Q.1: Thanks for pointing this out. We will do our best to check and correct the typos in the paper.
[1] Hu, Yushi, et al. "Tifa: Accurate and interpretable text-to-image faithfulness evaluation with question answering." Proceedings of the IEEE/CVF International Conference on Computer Vision. 2023.
[2] Cho, Jaemin, et al. "Davidsonian scene graph: Improving reliability in fine-grained evaluation for text-image generation." arXiv preprint arXiv:2310.18235 (2023).
[3] Ye, Qinghao, et al. "mplug-owl: Modularization empowers large language models with multimodality." arXiv preprint arXiv:2304.14178 (2023).
[4] Sun, Jiao, et al. "Dreamsync: Aligning text-to-image generation with image understanding feedback." Synthetic Data for Computer Vision Workshop@ CVPR 2024.
[5] Li, Jialu, et al. "SELMA: Learning and Merging Skill-Specific Text-to-Image Experts with Auto-Generated Data." arXiv preprint arXiv:2403.06952 (2024).
Thanks for the response.
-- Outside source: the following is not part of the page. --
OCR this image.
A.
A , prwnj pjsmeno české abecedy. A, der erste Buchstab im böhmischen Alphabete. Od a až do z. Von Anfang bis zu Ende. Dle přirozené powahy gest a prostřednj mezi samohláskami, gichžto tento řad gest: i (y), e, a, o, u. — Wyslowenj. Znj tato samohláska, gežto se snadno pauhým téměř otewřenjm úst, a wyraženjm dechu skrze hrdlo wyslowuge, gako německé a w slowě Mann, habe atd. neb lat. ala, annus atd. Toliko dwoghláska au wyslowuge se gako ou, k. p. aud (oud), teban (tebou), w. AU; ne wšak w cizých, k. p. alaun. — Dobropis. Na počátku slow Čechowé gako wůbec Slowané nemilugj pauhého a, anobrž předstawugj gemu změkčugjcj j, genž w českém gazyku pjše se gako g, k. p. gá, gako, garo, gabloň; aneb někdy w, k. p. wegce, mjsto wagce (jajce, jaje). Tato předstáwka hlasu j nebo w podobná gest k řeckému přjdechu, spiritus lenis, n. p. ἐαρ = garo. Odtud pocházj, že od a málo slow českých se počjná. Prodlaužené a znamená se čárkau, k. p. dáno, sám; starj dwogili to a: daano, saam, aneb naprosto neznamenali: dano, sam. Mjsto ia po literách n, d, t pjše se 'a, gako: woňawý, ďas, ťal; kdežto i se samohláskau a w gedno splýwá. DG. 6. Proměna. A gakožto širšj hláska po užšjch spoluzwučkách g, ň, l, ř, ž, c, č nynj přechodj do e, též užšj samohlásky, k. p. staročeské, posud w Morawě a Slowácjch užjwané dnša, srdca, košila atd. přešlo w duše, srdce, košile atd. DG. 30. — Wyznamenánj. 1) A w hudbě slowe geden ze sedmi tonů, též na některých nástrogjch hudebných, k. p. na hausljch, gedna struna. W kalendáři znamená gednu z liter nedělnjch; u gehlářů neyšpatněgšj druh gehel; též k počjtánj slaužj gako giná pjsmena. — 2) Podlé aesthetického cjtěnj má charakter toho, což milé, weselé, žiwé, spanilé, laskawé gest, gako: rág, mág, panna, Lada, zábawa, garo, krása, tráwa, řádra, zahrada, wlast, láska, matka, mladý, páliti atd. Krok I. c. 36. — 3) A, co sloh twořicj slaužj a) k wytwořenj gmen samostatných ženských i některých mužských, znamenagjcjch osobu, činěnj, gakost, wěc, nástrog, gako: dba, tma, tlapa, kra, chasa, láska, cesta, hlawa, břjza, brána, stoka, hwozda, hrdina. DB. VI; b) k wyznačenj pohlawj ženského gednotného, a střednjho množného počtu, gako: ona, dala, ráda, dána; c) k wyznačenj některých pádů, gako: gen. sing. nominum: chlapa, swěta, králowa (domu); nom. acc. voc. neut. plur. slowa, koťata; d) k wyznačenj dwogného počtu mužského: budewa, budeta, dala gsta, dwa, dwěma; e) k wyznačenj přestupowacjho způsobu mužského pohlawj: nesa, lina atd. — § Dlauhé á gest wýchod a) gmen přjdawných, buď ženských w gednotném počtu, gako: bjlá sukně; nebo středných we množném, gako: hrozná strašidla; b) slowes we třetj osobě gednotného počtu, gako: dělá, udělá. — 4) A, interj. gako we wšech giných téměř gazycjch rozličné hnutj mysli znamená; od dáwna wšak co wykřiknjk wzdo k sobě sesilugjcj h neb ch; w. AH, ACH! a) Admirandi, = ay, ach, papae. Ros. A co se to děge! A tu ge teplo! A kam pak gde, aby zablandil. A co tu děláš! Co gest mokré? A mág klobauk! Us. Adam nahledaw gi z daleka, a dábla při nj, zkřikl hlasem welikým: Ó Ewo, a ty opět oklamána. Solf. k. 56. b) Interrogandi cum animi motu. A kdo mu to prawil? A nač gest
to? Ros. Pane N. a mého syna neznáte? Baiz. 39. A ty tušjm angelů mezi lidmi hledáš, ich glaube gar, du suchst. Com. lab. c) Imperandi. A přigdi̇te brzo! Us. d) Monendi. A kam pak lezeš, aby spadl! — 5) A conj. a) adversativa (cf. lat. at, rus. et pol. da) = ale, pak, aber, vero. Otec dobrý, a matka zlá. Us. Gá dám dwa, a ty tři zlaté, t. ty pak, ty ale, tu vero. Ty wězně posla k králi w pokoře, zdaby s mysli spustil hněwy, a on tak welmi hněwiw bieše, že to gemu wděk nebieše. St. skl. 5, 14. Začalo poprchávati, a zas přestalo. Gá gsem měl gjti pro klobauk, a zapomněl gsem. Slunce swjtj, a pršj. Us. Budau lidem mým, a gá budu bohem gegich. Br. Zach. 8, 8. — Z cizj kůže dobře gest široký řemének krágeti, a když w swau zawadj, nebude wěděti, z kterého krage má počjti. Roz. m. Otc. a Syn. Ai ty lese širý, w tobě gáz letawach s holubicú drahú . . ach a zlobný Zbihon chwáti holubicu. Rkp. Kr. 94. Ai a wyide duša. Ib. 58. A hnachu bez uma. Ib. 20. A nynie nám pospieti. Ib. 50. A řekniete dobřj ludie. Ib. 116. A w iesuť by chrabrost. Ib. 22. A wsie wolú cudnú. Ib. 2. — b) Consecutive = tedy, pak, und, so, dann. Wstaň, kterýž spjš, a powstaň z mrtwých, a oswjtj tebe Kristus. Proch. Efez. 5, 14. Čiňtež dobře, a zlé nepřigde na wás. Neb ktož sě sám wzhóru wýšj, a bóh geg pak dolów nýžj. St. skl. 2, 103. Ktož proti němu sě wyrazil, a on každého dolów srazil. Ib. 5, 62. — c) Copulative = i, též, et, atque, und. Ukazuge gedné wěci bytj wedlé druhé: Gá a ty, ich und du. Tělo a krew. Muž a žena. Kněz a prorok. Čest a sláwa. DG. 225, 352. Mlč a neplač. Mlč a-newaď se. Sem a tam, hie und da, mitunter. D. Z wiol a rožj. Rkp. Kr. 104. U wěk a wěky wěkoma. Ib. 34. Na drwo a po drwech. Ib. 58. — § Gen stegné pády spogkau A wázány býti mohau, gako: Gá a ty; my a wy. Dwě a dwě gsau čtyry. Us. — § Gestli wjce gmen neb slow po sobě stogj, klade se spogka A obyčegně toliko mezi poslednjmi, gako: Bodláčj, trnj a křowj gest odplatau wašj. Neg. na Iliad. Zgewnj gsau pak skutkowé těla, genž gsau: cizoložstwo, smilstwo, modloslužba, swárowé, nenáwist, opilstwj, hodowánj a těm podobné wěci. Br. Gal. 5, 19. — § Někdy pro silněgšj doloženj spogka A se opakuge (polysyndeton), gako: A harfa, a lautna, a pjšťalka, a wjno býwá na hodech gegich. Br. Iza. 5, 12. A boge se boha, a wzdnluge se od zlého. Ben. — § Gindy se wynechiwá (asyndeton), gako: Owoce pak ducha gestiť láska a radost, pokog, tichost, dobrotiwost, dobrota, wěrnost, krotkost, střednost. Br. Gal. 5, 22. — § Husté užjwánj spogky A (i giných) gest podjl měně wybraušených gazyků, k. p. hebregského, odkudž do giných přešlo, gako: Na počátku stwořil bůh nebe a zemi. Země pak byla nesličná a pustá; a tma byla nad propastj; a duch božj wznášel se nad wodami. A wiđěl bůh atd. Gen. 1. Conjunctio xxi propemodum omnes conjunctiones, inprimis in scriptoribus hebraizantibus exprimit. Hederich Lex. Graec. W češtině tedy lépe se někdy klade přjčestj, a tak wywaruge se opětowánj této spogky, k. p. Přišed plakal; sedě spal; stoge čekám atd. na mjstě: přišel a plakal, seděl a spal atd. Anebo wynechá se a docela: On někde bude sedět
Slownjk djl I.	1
The additional experiments address my concerns. I'll keep my rating as strong accept (8).
Dear Reviewer i5a7,
Thank you for your recognition and for providing insightful comments.
Best regards,
Authors of Paper 1029.
We would like to express our gratitude to the reviewers for their insightful comments. We appreciate the recognition of the strengths of our paper, including the novelty and effectiveness of the proposed EvolveDirector, and the recognition of extensive experiments and ablation studies.
We would like to highlight the following recognitions from the reviewers:
-
Reviewer gzrb: "This opens up an avenue of research into better use of expert models for informing the training procedure in T2I."
-
Reviewer i5a7: "The proposed framework is novel" and "The way of utilizing VLMs is interesting and effective."
-
Reviewer 9FQn: "EvolveDirector offers a feasible solution to access advanced text-to-image generation capabilities in an open-source environment", "The trained model, Edgen, shows impressive performance", and "The paper includes extensive experiments and ablation studies that validate the framework's effectiveness."
We address the concerns of reviewers in detail in the subsequent responses respectively.
Dear reviewers: as you are aware, the reviewer-author discussions phase ends on Aug 13. We request you to kindly make use of the remaining time to contribute productively to these discussions. If you have not read and/or responded to author rebuttal, please do it asap so that the authors get a chance to respond to you. If you have more questions to ask or want further clarification from the authors, please feel free to do it.
The work uses vision-language models to augment text-to-image generation. The combination of these two kinds of models is interesting. All reviewers agree that the paper can be accepted. The author responses solved most questions, which can be included in the final version.